Over 400 people were arrested in Russia as they paid tribute to opposition leader Alexei Navalny, who died in a remote Arctic penal colony, a prominent human rights group reported on Sunday.
The sudden death of 47-year-old Navalny was a blow to many Russians who had pinned their hopes for the future on President Vladimir Putin's fiercest enemy. Navalny remained consistent with his relentless criticism of the Kremlin even after surviving nerve agent poisoning and receiving multiple prison sentences.
The news reverberated around the world, with many world leaders blaming President Vladimir Putin and his government for the death. In an exchange with reporters shortly after leaving a church service on Saturday, President Joe Biden reiterated his stance that Putin was ultimately responsible for Navalny's death. “The fact is that Putin is responsible for this. Regardless of whether he ordered it, he is responsible for the circumstance,” Biden said. “It’s a reflection of who he is. This cannot be tolerated.”

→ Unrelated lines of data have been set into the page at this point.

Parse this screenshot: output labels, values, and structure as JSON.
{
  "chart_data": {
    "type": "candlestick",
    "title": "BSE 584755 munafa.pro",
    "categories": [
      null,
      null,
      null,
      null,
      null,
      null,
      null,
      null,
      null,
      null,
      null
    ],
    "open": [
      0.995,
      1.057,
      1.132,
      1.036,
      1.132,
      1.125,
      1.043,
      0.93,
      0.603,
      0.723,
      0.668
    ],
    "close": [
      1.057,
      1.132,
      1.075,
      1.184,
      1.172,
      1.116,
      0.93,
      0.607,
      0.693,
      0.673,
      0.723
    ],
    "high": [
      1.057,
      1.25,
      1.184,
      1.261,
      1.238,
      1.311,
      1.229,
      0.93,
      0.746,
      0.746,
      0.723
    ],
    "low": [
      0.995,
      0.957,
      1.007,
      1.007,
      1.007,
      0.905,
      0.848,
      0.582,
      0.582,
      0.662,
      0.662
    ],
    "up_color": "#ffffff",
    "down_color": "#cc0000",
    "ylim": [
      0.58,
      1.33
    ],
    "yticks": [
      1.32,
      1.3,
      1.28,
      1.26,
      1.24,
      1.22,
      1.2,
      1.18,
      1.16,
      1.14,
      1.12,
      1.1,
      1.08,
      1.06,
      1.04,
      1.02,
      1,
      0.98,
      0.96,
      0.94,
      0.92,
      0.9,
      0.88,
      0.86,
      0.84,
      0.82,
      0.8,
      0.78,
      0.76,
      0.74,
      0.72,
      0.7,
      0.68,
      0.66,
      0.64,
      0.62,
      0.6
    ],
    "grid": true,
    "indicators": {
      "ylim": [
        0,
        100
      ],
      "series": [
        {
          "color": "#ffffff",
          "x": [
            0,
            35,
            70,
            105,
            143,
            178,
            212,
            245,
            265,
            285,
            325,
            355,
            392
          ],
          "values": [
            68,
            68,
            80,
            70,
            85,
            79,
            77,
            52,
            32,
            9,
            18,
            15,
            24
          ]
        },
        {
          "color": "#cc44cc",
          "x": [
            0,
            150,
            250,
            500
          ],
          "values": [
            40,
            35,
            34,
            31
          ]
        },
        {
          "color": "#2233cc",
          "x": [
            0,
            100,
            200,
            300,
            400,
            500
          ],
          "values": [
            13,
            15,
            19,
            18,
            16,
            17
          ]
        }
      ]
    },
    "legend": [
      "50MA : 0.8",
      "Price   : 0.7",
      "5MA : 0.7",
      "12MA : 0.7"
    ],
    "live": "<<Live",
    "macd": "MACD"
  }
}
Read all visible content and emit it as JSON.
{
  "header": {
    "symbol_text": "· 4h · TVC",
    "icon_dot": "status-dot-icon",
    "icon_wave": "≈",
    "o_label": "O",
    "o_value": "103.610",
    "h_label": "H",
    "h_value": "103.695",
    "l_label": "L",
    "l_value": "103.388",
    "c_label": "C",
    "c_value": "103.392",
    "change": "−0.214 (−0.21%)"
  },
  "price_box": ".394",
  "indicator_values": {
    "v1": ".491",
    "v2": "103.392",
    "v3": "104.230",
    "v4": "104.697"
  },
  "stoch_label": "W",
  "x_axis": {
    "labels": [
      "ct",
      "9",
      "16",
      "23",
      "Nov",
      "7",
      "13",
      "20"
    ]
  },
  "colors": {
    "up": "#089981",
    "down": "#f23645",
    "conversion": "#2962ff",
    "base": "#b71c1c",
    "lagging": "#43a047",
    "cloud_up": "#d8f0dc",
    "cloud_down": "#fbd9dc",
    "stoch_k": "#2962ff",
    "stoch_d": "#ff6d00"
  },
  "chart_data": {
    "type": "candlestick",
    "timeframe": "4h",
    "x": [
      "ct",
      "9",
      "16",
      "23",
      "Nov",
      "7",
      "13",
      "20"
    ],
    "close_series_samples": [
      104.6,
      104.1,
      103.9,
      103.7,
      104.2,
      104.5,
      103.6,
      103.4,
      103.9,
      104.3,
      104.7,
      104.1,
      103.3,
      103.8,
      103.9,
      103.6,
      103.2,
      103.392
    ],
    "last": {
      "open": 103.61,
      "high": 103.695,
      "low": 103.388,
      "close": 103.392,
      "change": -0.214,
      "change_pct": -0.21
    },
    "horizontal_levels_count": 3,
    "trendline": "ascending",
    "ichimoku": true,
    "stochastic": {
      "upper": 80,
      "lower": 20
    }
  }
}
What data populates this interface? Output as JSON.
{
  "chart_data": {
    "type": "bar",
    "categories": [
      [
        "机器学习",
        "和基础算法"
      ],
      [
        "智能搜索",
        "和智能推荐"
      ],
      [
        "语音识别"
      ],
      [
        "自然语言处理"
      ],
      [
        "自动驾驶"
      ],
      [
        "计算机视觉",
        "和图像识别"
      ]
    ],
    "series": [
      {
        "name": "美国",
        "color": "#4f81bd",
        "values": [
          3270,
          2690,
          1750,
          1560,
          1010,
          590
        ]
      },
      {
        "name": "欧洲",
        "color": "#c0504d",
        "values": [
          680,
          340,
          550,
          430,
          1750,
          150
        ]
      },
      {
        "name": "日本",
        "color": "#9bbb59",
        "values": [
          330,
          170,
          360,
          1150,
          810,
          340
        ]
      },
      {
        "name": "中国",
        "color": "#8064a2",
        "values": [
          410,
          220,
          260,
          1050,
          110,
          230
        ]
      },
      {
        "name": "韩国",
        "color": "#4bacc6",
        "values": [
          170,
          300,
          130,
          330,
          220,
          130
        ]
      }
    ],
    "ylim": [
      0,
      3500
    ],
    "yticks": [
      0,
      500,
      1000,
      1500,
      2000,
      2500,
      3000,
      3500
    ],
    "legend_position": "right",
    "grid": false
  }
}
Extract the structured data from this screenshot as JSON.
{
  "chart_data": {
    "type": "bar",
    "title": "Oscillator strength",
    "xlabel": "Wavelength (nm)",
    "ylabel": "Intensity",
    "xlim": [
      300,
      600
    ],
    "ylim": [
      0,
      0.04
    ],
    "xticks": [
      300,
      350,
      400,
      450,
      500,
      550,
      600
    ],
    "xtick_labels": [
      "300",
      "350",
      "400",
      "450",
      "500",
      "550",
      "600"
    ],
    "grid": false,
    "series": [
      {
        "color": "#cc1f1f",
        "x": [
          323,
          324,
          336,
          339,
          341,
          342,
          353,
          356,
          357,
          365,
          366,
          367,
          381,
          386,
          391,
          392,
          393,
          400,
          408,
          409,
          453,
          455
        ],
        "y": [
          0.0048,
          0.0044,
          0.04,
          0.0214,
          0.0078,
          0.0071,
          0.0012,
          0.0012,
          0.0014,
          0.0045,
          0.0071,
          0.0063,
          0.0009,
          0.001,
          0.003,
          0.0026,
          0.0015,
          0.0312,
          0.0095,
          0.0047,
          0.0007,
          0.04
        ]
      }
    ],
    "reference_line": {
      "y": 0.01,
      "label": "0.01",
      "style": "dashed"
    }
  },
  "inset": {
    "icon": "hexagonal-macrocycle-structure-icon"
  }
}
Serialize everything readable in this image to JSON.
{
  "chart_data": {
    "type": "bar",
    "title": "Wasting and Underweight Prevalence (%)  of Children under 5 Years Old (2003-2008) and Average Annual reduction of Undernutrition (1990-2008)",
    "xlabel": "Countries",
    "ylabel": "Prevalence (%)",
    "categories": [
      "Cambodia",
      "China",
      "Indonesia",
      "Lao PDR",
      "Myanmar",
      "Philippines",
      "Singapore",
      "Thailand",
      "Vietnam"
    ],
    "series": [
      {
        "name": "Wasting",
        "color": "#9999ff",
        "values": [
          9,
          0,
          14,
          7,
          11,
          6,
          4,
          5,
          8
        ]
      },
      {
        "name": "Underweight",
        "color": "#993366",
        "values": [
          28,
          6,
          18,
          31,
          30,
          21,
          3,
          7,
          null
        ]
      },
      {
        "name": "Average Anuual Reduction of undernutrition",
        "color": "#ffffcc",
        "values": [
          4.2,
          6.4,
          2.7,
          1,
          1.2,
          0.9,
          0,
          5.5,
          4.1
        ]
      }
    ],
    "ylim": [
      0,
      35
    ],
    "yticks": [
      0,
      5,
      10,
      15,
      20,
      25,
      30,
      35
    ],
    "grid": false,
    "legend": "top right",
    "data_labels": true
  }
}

Meanwhile, Navalny's wife Yulia Navalnaya posted a picture of the couple on Instagram on Sunday in her first social media post since her husband's death. The caption read simply: “I love you.” Hundreds of people in dozens of Russian cities flocked to ad hoc memorials and monuments to victims of political repression on Friday and Saturday with flowers and candles to honor the politician. According to human rights group OVD-Info, which tracks political arrests and provides legal assistance, police had arrested 401 people in over a dozen cities as of Saturday evening.
According to the group, there were more than 200 arrests in St. Petersburg, Russia's second largest city. Among those detained there was Grigory Mikhnov-Voitenko, a priest of the Apostolic Orthodox Church – a religious group independent of the Russian Orthodox Church – who announced plans on social media to hold a memorial service for Navalny and outside his home on Saturday morning was arrested. He was accused of organizing a rally and was placed in a holding cell at a police station, but was later hospitalized with a stroke, OVD-Info reported.
Courts in St. Petersburg sentenced 42 of those detained Friday to prison terms of between one and six days, while nine others were fined, court officials said late Saturday. According to OVD Info, at least six people were sentenced to 15 days in prison in Moscow. One person was also detained in the southern city of Krasnodar and two others in the city of Bryansk, the group said.
News of Navalny's death came a month before Russia's presidential election, which is widely expected to give President Vladimir Putin another six years in power.
Questions remained about the cause of death and it remained unclear when authorities would release Navalny's body. More than 12,000 people have submitted a request to the Russian government to hand over the politician's remains to his relatives, OVD-Info said on Sunday.
Navalny's team said on Saturday the politician had been “murdered” and accused authorities of deliberately delaying the release of the body, with Navalny's mother and lawyers receiving conflicting information from various institutions where they went to search for the body . “They are driving us in circles and covering their tracks,” Navalny’s spokeswoman Kira Yarmysch said on Saturday.
“Everything in the colony is covered in cameras. His every move has been filmed from every angle over the years. Every employee has a video recorder. Within two days, not a single video was leaked or published. There is no room for uncertainty here,” Navalny’s closest ally and strategist Leonid Volkov said on Sunday.
A note given to Navalny's mother said he died at 2:17 p.m. on Friday, according to Yarmysh. Prison officials told his mother when she arrived at the penal colony on Saturday that her son had died of “sudden death syndrome,” Ivan Zhdanov, the director of Navalny's anti-corruption foundation, wrote on X, formerly known as Twitter.
Russia's Federal Penitentiary Service reported that Navalny felt sick and fell unconscious after a walk on Friday in the penal colony in the town of Charp in the Yamal-Nenets region, about 1,900 kilometers (1,200 miles) northeast of Moscow. An ambulance arrived but he could not be revived, the service said, adding that the cause of death was still being “determined”.
Navalny had been detained since January 2021, when he returned to Moscow after recovering in Germany from a nerve agent poisoning that he blamed on the Kremlin. Since his arrest, he has been sentenced to three prison terms, denying several allegations as politically motivated.
After the latest verdict, which gave him a 19-year prison sentence, Navalny said he understood that he was “serving a life sentence measured by the length of my life or the lifespan of this regime.”
Just a few hours after the news of Navalny's death, his wife Yulia Navalnaya made a dramatic appearance at the Munich Security Conference.
She said she wasn't sure whether she could believe the news from official Russian sources, “but if this is true, I want Putin and everyone around Putin, Putin's friends, his government, to know that they are responsible for bear what they did to our country, to my family and to my husband.”